2. BACKGROUND AND RELATED WORK

Our approach is related to many previous works in Fourier and Wavelet transforms, random Fourier features, and implicit neural representations. We explore the connection among the areas below. Fourier and Wavelet transforms. Transforming time or space domain signals to frequency domain using transforms such as Fourier and Wavelet transforms have been at the heart of many developments in image processing, signal processing, and computer vision. In particular, the Fourier transform (Bracewell & Bracewell, 1986; Vetterli et al., 2014) and its various forms have found usage in myriad applications, such as spectroscopy, quantum mechanics, signal processing. Wavelet transforms, which in particular aid in multi-scale analysis, have been found to be particularly useful in data compression, JPEG2000 (Rabbani, 2002) being one example. Rahimi & Recht (2008) demonstrates the power of Fourier transform in machine learning applications. They show that simply projecting the original dataset into random Fourier bases vastly improves the expressiveness of models as it approximates kernel computations. Many subsequent works apply the Fourier features and variations (Rahimi & Recht, 2009; Le et al., 2013; Yu et al., 2016) to improve machine learning algorithm performance in many domain areas, including classification (Sun et al., 2018; Rawat et al., 2019 ), regression (Avron et al., 2017; Brault et al., 2016 ), clustering (Chitta et al., 2012; Liu et al., 2019) , online learning (Lin et al., 2014; Hu et al., 2015) , and deep learning (Xue et al., 2019; Mehrkanoon & Suykens, 2018; Rick Chang et al., 2016; Mairal et al., 2014; Jacot et al., 2018; Tancik et al., 2020) .
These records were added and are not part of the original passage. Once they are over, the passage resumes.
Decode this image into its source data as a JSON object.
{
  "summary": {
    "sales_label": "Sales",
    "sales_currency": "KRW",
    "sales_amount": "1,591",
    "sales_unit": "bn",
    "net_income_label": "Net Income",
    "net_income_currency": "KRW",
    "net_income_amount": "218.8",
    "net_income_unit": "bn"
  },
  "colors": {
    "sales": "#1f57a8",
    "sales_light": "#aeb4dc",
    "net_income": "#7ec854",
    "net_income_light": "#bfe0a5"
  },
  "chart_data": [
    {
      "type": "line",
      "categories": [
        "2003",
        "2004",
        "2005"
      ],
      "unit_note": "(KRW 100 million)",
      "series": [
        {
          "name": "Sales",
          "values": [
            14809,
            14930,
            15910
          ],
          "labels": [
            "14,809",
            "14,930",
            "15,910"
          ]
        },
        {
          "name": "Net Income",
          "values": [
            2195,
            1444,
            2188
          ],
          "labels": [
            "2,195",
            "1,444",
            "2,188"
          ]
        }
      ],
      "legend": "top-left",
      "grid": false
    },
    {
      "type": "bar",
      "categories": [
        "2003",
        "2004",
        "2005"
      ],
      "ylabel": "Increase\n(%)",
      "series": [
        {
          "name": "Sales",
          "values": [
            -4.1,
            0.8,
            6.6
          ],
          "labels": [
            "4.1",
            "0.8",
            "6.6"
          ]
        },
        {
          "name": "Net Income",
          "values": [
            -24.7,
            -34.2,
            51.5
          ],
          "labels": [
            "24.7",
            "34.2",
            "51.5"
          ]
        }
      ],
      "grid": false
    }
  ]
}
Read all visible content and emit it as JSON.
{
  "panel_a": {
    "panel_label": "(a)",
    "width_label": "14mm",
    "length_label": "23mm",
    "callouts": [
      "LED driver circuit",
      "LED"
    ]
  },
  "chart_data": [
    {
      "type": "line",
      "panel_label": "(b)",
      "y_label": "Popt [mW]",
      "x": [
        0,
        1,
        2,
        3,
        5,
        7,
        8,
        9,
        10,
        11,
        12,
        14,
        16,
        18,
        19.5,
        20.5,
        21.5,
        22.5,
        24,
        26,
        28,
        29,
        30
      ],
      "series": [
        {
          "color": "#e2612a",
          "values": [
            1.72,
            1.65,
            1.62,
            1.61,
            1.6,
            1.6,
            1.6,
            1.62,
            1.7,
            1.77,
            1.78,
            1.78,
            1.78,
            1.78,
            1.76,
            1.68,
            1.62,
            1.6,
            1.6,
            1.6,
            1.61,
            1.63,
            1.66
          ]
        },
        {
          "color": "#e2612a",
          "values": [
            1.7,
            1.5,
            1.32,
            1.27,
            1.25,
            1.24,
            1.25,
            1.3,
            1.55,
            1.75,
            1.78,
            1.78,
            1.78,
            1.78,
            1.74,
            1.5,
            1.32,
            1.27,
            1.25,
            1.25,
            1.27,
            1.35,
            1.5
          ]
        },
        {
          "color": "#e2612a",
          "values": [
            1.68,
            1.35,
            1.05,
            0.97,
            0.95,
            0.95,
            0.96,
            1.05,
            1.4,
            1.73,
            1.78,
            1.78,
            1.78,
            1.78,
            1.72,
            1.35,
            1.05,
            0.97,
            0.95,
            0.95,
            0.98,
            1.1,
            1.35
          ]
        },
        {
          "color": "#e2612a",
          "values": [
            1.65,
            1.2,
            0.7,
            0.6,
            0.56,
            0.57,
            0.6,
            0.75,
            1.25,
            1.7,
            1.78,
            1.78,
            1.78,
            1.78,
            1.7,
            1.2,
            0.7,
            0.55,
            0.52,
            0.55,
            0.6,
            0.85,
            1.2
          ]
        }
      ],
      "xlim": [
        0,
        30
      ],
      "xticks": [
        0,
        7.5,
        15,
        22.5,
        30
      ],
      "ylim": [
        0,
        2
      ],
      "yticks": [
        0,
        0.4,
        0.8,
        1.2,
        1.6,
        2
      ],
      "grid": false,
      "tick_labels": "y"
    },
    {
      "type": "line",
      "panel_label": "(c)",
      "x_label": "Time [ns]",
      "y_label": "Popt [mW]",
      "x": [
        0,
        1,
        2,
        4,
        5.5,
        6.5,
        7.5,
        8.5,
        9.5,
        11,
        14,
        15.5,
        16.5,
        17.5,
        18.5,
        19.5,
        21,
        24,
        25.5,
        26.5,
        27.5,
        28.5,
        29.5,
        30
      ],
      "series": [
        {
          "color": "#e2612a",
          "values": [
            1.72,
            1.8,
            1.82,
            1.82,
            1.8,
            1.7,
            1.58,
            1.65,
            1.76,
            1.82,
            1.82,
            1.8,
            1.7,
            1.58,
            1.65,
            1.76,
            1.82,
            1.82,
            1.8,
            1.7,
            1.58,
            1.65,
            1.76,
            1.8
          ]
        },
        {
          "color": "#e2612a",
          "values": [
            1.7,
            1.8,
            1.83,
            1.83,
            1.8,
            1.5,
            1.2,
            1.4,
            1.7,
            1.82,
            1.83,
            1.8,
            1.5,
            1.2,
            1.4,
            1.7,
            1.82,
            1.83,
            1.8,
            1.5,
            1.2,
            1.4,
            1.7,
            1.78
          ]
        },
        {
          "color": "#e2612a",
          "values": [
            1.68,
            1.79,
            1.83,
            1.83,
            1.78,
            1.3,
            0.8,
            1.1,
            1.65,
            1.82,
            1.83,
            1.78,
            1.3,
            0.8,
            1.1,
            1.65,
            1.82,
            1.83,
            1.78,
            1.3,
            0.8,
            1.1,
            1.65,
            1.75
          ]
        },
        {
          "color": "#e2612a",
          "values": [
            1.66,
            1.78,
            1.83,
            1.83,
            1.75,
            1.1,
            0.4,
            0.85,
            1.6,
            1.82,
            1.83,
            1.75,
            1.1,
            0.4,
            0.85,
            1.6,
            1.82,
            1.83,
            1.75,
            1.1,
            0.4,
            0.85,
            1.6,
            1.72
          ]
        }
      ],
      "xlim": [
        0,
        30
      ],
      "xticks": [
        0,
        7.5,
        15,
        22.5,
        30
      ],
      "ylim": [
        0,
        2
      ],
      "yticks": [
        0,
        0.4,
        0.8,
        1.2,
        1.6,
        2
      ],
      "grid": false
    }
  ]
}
Implicit neural representations.

A recent line of work in representing signals as a continuous function parameterized by neural network (instead of using the traditional discrete representation) is gaining popularity. This strategy has been used to represent different objects such as images (Nguyen et al., 2015; Stanley, 2007) , shapes (Park et al., 2019; Genova et al., 2019; Chen & Zhang, 2019; Chabra et al., 2020 ), scenes (Mildenhall et al., 2020; Sitzmann et al., 2019; Jiang et al., 2020; Niemeyer et al., 2020), and textures (Oechsle et al., 2019; Henzler et al., 2020) . In most of these applications, the standard neural networks architecture with multi-layer perceptrons and ReLU activation function is often used. Recently, motivated by the success of Fourier transform in machine learning, a few papers have suggested architectural changes that integrate periodic nonlinearities into the network. Mildenhall et al. (2020); Zhong et al. (2020); Tancik et al. (2020) proposed the use of sinusoidal mapping of the input features (Rahimi & Recht, 2008) that uses positional encoding and Gaussian random distribution in the mapping. Others (Klocek et al., 2019; Sitzmann et al., 2020) have proposed the use of sinusoidal activation function within a multi-layer perceptron architecture.